Three ways to build customer trust without stamp cards
How many loyalty cards do you have in your wallet? Between coffee-shop stamps and gas station points and consumer rewards, it’s likely there’s quite a few (in fact, the average American is a member of 29 loyalty programs — even though they’ll only use half of them this year).
Just one look at the recent Air Miles fiasco and it’s clear that these programs are a hassle for companies, too.
Study after study has shown why they just don’t work. You essentially discount your brand in exchange for customer data, which feels cheap and tawdry. In the long run, it doesn’t yield economic returns — studies have shown that companies with a higher spend on loyalty programs earn, on average, 10 per cent less than competitors. The reality is, do any of the cards you have really compel you to head back to the store?
For companies, I think a dose of brutal honesty is in order. In the end, loyalty programs are about gathering information from your customers. If you want that precious data, be up front about it and give them a compelling reason to share it.
Real loyalty, in my mind, starts with showing buyers you have integrity, heart and soul — a purpose, personality and sense of values that transcend your logo. Eighty-nine percent of consumers in the U.S. say it’s shared values that drive their brand loyalty, not discounts.
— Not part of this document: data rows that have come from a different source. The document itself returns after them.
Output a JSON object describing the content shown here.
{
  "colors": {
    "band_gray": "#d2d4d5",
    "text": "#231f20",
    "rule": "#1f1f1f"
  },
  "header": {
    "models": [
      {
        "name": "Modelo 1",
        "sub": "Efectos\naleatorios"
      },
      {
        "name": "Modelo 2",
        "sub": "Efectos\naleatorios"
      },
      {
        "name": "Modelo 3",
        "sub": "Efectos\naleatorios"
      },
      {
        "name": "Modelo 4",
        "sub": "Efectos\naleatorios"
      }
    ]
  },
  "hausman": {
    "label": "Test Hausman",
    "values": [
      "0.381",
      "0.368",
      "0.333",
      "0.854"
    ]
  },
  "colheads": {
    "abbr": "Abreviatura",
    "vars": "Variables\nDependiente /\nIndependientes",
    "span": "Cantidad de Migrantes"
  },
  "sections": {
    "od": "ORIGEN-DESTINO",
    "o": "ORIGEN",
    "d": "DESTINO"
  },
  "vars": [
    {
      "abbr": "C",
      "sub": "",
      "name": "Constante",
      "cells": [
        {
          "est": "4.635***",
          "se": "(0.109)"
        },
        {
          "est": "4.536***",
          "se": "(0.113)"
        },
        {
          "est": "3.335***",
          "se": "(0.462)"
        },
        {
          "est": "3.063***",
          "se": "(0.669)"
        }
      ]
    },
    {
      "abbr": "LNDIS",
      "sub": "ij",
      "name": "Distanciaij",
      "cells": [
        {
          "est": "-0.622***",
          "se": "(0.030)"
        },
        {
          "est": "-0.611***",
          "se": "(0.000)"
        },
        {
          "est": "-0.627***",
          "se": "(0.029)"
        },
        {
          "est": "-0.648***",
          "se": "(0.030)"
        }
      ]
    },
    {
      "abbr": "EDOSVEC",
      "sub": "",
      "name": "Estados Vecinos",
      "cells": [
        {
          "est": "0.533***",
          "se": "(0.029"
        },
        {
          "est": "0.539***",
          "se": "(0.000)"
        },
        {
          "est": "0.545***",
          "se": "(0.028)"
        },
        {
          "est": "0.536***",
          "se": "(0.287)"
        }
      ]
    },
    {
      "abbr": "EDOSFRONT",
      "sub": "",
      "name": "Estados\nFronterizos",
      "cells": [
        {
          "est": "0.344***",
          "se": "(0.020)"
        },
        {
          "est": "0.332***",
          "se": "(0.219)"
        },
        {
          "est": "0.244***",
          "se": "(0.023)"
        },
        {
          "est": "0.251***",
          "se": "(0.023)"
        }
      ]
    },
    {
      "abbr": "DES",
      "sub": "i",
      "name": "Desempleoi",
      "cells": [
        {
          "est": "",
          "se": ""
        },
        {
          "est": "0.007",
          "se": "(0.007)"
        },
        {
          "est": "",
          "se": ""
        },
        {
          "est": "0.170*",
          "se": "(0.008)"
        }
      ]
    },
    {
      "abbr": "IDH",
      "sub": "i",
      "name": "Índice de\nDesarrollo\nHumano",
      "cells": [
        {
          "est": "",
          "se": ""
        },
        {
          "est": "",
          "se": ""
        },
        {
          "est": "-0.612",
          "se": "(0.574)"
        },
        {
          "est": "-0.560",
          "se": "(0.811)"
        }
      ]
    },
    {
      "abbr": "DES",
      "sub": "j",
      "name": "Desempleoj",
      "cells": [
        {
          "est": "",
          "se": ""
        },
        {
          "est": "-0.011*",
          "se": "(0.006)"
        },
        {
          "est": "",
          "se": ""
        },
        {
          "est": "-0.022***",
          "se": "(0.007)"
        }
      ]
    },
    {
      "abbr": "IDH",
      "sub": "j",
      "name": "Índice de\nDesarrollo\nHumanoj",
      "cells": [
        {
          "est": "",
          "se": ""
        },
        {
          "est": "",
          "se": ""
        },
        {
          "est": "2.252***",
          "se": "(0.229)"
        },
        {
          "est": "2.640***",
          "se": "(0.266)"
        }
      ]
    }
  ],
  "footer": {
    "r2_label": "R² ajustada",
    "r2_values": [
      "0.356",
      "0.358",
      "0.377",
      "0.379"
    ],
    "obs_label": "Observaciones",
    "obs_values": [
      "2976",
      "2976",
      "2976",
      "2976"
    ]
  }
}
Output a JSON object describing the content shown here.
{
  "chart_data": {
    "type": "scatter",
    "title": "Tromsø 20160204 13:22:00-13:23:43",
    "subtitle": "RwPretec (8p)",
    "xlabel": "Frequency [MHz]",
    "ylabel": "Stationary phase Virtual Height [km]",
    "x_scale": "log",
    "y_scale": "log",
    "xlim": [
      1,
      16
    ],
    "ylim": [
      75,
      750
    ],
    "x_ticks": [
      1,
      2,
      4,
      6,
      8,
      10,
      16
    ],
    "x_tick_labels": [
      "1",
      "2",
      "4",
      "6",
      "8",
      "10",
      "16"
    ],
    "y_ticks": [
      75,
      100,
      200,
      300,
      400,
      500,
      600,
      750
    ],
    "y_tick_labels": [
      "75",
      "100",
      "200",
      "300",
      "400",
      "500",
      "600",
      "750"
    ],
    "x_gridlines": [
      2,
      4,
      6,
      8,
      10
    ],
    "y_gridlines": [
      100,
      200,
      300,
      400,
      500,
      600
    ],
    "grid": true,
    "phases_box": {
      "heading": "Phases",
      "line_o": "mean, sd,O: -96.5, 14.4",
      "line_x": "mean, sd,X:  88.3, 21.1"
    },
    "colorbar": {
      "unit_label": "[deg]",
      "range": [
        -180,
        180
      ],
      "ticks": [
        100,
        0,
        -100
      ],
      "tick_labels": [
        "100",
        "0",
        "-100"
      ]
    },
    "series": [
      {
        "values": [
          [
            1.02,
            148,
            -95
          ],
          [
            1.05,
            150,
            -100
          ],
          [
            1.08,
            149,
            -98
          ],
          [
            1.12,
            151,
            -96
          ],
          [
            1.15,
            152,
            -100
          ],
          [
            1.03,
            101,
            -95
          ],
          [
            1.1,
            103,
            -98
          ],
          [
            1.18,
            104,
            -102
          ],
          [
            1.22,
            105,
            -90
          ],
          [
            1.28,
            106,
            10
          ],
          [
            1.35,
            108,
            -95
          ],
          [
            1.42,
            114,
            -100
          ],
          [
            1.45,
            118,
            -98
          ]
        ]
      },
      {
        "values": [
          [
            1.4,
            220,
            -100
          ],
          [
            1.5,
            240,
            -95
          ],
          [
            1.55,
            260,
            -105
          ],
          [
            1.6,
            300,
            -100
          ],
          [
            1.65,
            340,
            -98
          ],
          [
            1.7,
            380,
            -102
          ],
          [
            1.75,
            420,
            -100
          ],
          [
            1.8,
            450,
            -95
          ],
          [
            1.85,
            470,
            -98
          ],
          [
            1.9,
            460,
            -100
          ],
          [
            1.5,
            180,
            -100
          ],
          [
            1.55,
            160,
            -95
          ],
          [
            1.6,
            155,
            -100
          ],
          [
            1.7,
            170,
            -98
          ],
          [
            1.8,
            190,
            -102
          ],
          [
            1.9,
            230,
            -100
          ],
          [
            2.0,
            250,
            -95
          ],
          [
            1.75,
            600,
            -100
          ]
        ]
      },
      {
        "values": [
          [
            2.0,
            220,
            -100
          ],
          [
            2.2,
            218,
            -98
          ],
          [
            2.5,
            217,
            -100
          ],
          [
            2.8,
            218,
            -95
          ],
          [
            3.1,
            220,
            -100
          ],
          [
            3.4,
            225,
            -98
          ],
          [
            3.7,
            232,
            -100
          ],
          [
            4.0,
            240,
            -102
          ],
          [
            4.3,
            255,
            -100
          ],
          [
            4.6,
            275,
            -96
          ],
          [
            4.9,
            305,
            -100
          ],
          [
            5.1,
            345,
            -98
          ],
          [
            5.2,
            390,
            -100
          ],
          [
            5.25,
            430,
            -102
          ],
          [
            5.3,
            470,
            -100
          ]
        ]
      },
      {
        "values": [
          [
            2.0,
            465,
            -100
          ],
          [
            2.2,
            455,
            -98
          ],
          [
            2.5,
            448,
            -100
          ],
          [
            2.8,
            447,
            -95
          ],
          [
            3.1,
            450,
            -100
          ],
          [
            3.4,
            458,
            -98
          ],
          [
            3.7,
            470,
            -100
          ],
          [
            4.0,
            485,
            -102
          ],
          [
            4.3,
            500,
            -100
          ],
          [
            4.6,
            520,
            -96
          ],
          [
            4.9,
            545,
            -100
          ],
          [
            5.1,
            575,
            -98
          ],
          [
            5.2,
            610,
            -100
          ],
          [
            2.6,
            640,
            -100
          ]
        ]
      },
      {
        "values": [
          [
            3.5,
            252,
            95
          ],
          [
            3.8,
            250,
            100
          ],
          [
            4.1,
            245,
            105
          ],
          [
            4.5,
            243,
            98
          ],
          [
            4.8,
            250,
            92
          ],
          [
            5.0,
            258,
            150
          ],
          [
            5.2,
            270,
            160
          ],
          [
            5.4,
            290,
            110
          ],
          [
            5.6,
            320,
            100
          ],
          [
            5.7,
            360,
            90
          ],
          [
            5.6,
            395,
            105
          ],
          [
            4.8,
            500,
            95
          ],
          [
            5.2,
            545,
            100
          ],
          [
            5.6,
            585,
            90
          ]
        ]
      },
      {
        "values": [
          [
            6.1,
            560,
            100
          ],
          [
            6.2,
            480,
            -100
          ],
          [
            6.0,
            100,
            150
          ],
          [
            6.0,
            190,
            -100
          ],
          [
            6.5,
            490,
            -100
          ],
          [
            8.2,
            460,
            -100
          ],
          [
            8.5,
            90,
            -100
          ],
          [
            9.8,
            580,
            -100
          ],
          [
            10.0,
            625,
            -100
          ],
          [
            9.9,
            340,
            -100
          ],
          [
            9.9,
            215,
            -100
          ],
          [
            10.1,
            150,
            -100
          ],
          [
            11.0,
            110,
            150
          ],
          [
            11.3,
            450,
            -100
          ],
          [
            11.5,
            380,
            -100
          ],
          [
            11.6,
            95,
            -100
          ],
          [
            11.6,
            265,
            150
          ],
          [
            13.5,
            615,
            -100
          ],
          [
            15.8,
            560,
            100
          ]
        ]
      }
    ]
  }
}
And this is where corporate social responsibility — i.e. charitable and giving programs — and loyalty unexpectedly converge. These are usually thought of as two separate initiatives, but they don’t have to be. With a loyalty program that’s tied into a giving program, you enable customers to actually give back instead of getting punches on a card or piling up miles they’ll never use.
I’ve thought about his a lot lately. I was never exactly happy with DavidsTea’s Frequent Steeper program — not only was it complicated to manage, it cost us millions of dollars in product each year and did nothing to drive our already-loyal customers to the store. When I launched my newest venture, I wanted to get this right. We recently rolled out a very different kind of loyalty program at Mad Radish: for every order a customer places on our app or online, a serving of fresh vegetables is donated to a local food charity on the customer’s behalf.
After trying it for two months — and giving away more than 1,000 servings of produce — I don’t think we’ll ever go back to a “Buy 9 Get the 10th Free” model. For other entrepreneurs looking to reboot their loyalty programs, here are a few principles we learned along the way.
If you’re going to tie loyalty with giving, it has to truly make sense for you and your customers. The right initiative should be intrinsic to your core business and its mission, not an afterthought. It’s not just about presenting a novelty cheque to charity once a quarter.
For our program, for instance, we partnered with Community Food Centres Canada (CFCC), a national nonprofit focused on giving low-income families in need access to fresh, healthy food. Rather than giving away canned and processed stuff, they build community food centres where the emphasis is on creating a space where people come together, cook together and eat together. Our business is about proving that healthy food can be delicious, so this was a natural fit.
I think there’s something empowering and gratifying about helping people in your own backyard. This makes sense from a giving perspective, but also from the perspective of energizing your customer base to take part.
I have tremendous admiration for one-for-one giving programs like those at Warby Parker and Tom’s shoes for making a huge difference in the lives of people around the globe. At the same time, one of the things I love about working with CFCC is that we’re donating fresh vegetables to people an hour away.
Increasingly, companies — even those with global reach — are thinking locally when it comes to giving, for these very reasons. Telus, for one, has branded its charitable efforts “Give Where You Live,” investing in hyper-local causes (such as the Bipolar Disorder Society of BC) and challenging employees to donate volunteer hours.
Here’s where giving programs can take a cue from loyalty initiatives, especially in terms of integrating technology and gamification. Being able to track and quantify your individual charitable impact adds a level of personal investment and commitment. We spent a great deal of time developing an app that logs each donation so that users can see in real time how many servings of veggies we’ve given away and what their own contribution is.
The idea of wedding a loyalty program to corporate giving may feel a little unconventional. But, really, if the alternative is trying to bribe customers with stuff they don’t really want or value, then why not give it a try? At the end of the day, it represents a way to build a bigger, more meaningful kind of loyalty, not just with buyers but with the community at large.